Saint-Ange
France, 2004
De Pascal Laugier
Scénario : Pascal Laugier
Avec : Lou Doillon, Dorina Lazar, Virginie Ledoyen, Catriona MacColl
Durée : 1h39
Sortie : 23/06/2004
Fin des années cinquante, dans les Alpes françaises. Anna est chargée de nettoyer Saint-Ange, un orphelinat qui vient d’être vidé de ses jeunes occupants. Mais les murs semblent encore habités par quelques inquiétantes voix d’enfants.
L’ECHINE DES ANGES
Pascal Laugier, homme sous influence, plonge dans la nuit de tous les mystères.

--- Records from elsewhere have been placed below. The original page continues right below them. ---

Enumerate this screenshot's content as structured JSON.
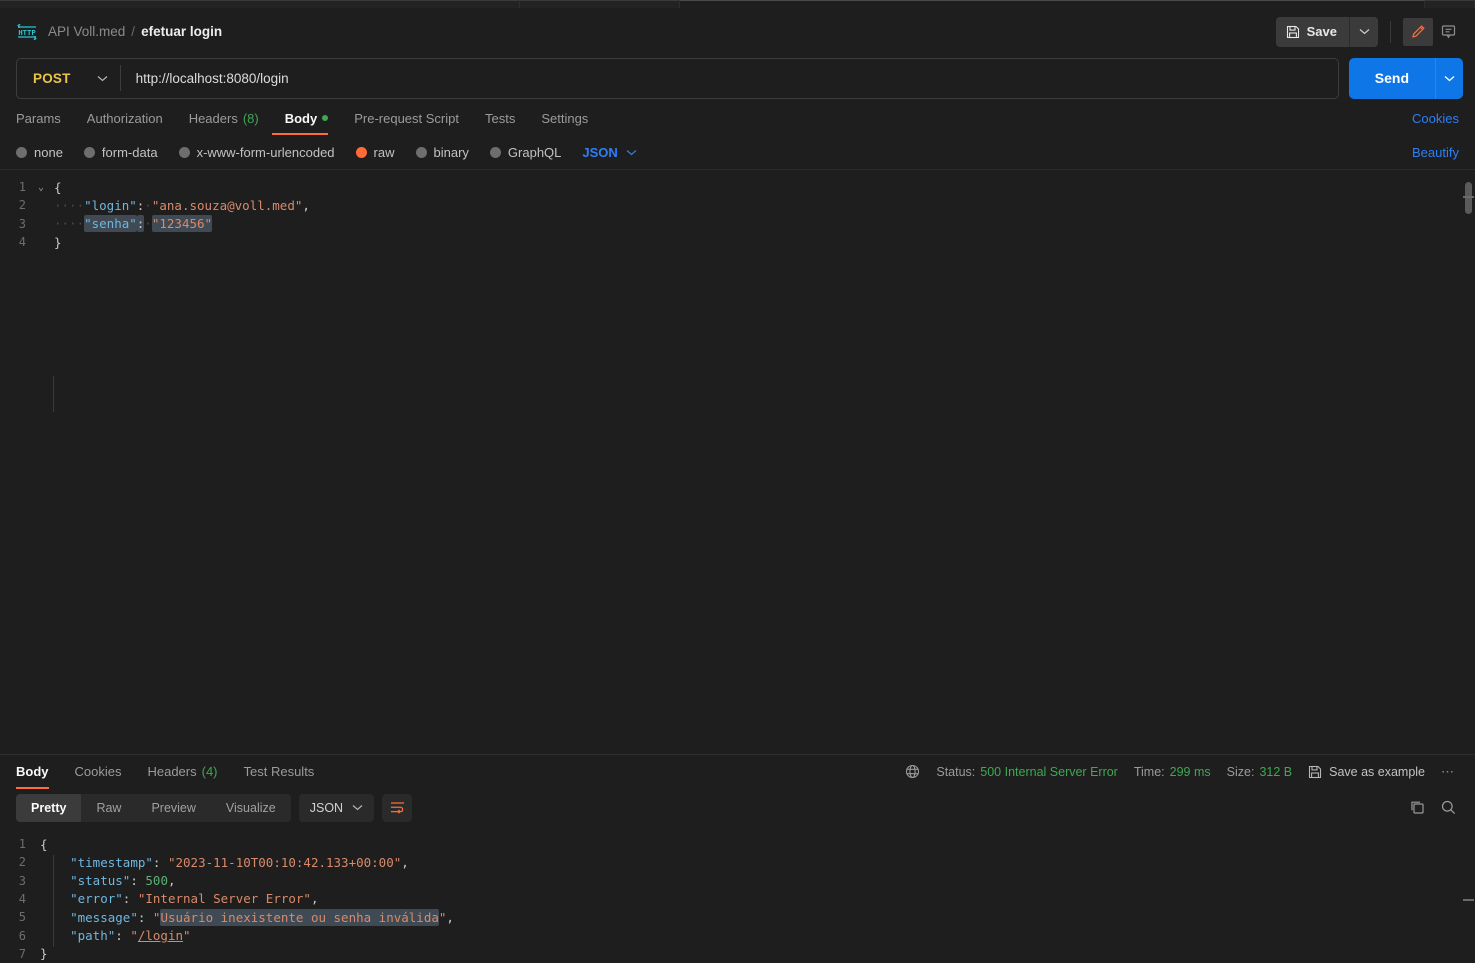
{
  "window": {
    "breadcrumb": {
      "icon": "http-badge-icon",
      "parent": "API Voll.med",
      "separator": "/",
      "current": "efetuar login"
    },
    "save_label": "Save",
    "save_icon": "floppy-disk-icon",
    "save_caret_icon": "chevron-down-icon",
    "edit_icon": "pencil-icon",
    "comment_icon": "comment-icon"
  },
  "request": {
    "method": "POST",
    "method_caret_icon": "chevron-down-icon",
    "url": "http://localhost:8080/login",
    "send_label": "Send",
    "send_caret_icon": "chevron-down-icon",
    "tabs": [
      {
        "label": "Params",
        "count": "",
        "active": false,
        "dot": false
      },
      {
        "label": "Authorization",
        "count": "",
        "active": false,
        "dot": false
      },
      {
        "label": "Headers",
        "count": "(8)",
        "active": false,
        "dot": false
      },
      {
        "label": "Body",
        "count": "",
        "active": true,
        "dot": true
      },
      {
        "label": "Pre-request Script",
        "count": "",
        "active": false,
        "dot": false
      },
      {
        "label": "Tests",
        "count": "",
        "active": false,
        "dot": false
      },
      {
        "label": "Settings",
        "count": "",
        "active": false,
        "dot": false
      }
    ],
    "cookies_link": "Cookies",
    "beautify_link": "Beautify",
    "body_types": [
      {
        "label": "none",
        "selected": false
      },
      {
        "label": "form-data",
        "selected": false
      },
      {
        "label": "x-www-form-urlencoded",
        "selected": false
      },
      {
        "label": "raw",
        "selected": true
      },
      {
        "label": "binary",
        "selected": false
      },
      {
        "label": "GraphQL",
        "selected": false
      }
    ],
    "raw_format": "JSON",
    "raw_format_caret_icon": "chevron-down-icon",
    "body_lines": [
      {
        "no": "1",
        "fold": "⌄",
        "tokens": [
          {
            "t": "p",
            "v": "{"
          }
        ]
      },
      {
        "no": "2",
        "fold": "",
        "tokens": [
          {
            "t": "ind",
            "v": "····"
          },
          {
            "t": "k",
            "v": "\"login\""
          },
          {
            "t": "p",
            "v": ":"
          },
          {
            "t": "ind",
            "v": "·"
          },
          {
            "t": "s",
            "v": "\"ana.souza@voll.med\""
          },
          {
            "t": "p",
            "v": ","
          }
        ]
      },
      {
        "no": "3",
        "fold": "",
        "selected": true,
        "tokens": [
          {
            "t": "ind",
            "v": "····"
          },
          {
            "t": "k",
            "v": "\"senha\""
          },
          {
            "t": "p",
            "v": ":"
          },
          {
            "t": "ind",
            "v": "·"
          },
          {
            "t": "s",
            "v": "\"123456\""
          }
        ]
      },
      {
        "no": "4",
        "fold": "",
        "tokens": [
          {
            "t": "p",
            "v": "}"
          }
        ]
      }
    ]
  },
  "response": {
    "tabs": [
      {
        "label": "Body",
        "count": "",
        "active": true
      },
      {
        "label": "Cookies",
        "count": "",
        "active": false
      },
      {
        "label": "Headers",
        "count": "(4)",
        "active": false
      },
      {
        "label": "Test Results",
        "count": "",
        "active": false
      }
    ],
    "globe_icon": "globe-icon",
    "status_label": "Status:",
    "status_value": "500 Internal Server Error",
    "time_label": "Time:",
    "time_value": "299 ms",
    "size_label": "Size:",
    "size_value": "312 B",
    "save_example_label": "Save as example",
    "save_example_icon": "floppy-disk-icon",
    "more_icon": "ellipsis-icon",
    "view_modes": [
      {
        "label": "Pretty",
        "active": true
      },
      {
        "label": "Raw",
        "active": false
      },
      {
        "label": "Preview",
        "active": false
      },
      {
        "label": "Visualize",
        "active": false
      }
    ],
    "format": "JSON",
    "format_caret_icon": "chevron-down-icon",
    "wrap_icon": "word-wrap-icon",
    "copy_icon": "copy-icon",
    "search_icon": "search-icon",
    "body_lines": [
      {
        "no": "1",
        "tokens": [
          {
            "t": "p",
            "v": "{"
          }
        ]
      },
      {
        "no": "2",
        "tokens": [
          {
            "t": "ind",
            "v": "    "
          },
          {
            "t": "k",
            "v": "\"timestamp\""
          },
          {
            "t": "p",
            "v": ": "
          },
          {
            "t": "s",
            "v": "\"2023-11-10T00:10:42.133+00:00\""
          },
          {
            "t": "p",
            "v": ","
          }
        ]
      },
      {
        "no": "3",
        "tokens": [
          {
            "t": "ind",
            "v": "    "
          },
          {
            "t": "k",
            "v": "\"status\""
          },
          {
            "t": "p",
            "v": ": "
          },
          {
            "t": "n",
            "v": "500"
          },
          {
            "t": "p",
            "v": ","
          }
        ]
      },
      {
        "no": "4",
        "tokens": [
          {
            "t": "ind",
            "v": "    "
          },
          {
            "t": "k",
            "v": "\"error\""
          },
          {
            "t": "p",
            "v": ": "
          },
          {
            "t": "s",
            "v": "\"Internal Server Error\""
          },
          {
            "t": "p",
            "v": ","
          }
        ]
      },
      {
        "no": "5",
        "tokens": [
          {
            "t": "ind",
            "v": "    "
          },
          {
            "t": "k",
            "v": "\"message\""
          },
          {
            "t": "p",
            "v": ": "
          },
          {
            "t": "s",
            "v": "\""
          },
          {
            "t": "s sel",
            "v": "Usuário inexistente ou senha inválida"
          },
          {
            "t": "s",
            "v": "\""
          },
          {
            "t": "p",
            "v": ","
          }
        ]
      },
      {
        "no": "6",
        "tokens": [
          {
            "t": "ind",
            "v": "    "
          },
          {
            "t": "k",
            "v": "\"path\""
          },
          {
            "t": "p",
            "v": ": "
          },
          {
            "t": "s",
            "v": "\""
          },
          {
            "t": "s uline",
            "v": "/login"
          },
          {
            "t": "s",
            "v": "\""
          }
        ]
      },
      {
        "no": "7",
        "tokens": [
          {
            "t": "p",
            "v": "}"
          }
        ]
      }
    ]
  },
  "colors": {
    "accent_orange": "#ff6c37",
    "link_blue": "#2d7ff9",
    "send_blue": "#0f76e8",
    "status_green": "#3ea853",
    "method_yellow": "#e8c547",
    "key_blue": "#6fb7e0",
    "string_salmon": "#d98a6a"
  }
}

Sa vieille bâtisse perdue dans les hautes herbes est désolée mais semble vivre encore de ses quelques bruissements. Les traumatismes sont gravés dans le dos et poussent à la fuite, le mur ou le miroir dissimulent leurs arcanes, noyés ou enterrés, endormis par les années et le lit de poussière qui les a recouverts. A Saint-Ange, on ne se remet plus des fantômes, il y a un passé qui pèse dans le ventre, dans le crâne ou dans chacune des pièces. Un parfum de mort dans le berceau des anges qui ont laissé leurs jouets s’abîmer dans le jardin, leurs dessins morbides s’entasser sur un tableau, des billes rouler sur le plancher. Le temps suspendu accueille ses fantômes: une domestique au passé lourd comme du plomb, une folle qui en a trop vu, une gouvernante qui préfère oublier, ou une Mrs Danvers trop occupée à cultiver ses secrets. On panse encore les plaies d’une France d’après-guerre pour qui il est plus commode d’ignorer les énigmes en sous-sol, les jeunes filles engrossées, les esprits malades – quelques cachets suffisent d’ailleurs à contenir la folie qui guette. Alors Anna réveille les couloirs zigzagants du labyrinthe gothique, pour trouver les réponses à ses questions, qu’importe si elles n’appartiennent plus qu’au domaine du fantastique.
DE L’AUTRE COTE DU MIROIR
Saint-Ange se perd d’abord quelque peu dans ses ficelles à portes qui claquent, reliquat d’un genre respecté avec un premier degré des plus religieux, mais qui donne parfois des signes d’essoufflement. La tension naît davantage des rébus et des ambiguïtés, du puzzle obscur qu’il faut reconstituer. Et surtout d’un sens visuel dont le rouge sang gicle sur la toile blanche du film. L’Alice de Laugier, robe noire, ventre gonflé, fait face à un miroir qui ressemble plus à une bouche aux dents gigantesques, prête à avaler quiconque oserait s’aventurer sur sa langue glissante, poisseuse, le point de départ d’une chute vertigineuse vers les enfers, fulgurance graphique d’une puissance proprement fabuleuse. Saint-Ange bascule alors du Henry James à écrou au All is Full of Love björkien, nourrit son énigme d’une étrangeté pourpre, glaciale, inattendue, purement fantastique. Une peur organique, des tiraillements mentaux et une grossesse hantée dans l’œil du cyclone. Laugier manie sa terreur psychologique en parfait équilibre entre désir et répulsion, et teinte les cauchemars de son héroïne d’un écho intime qui résonne sur tous les murs de Saint-Ange. L’esprit torturé et mis à nu dans son théâtre d’Argento, le ventre meurtri d’un Polanski qui se querelle avec ses démons. L’essai est confus, imparfait, mais les vigueurs du premier film font attendre la suite.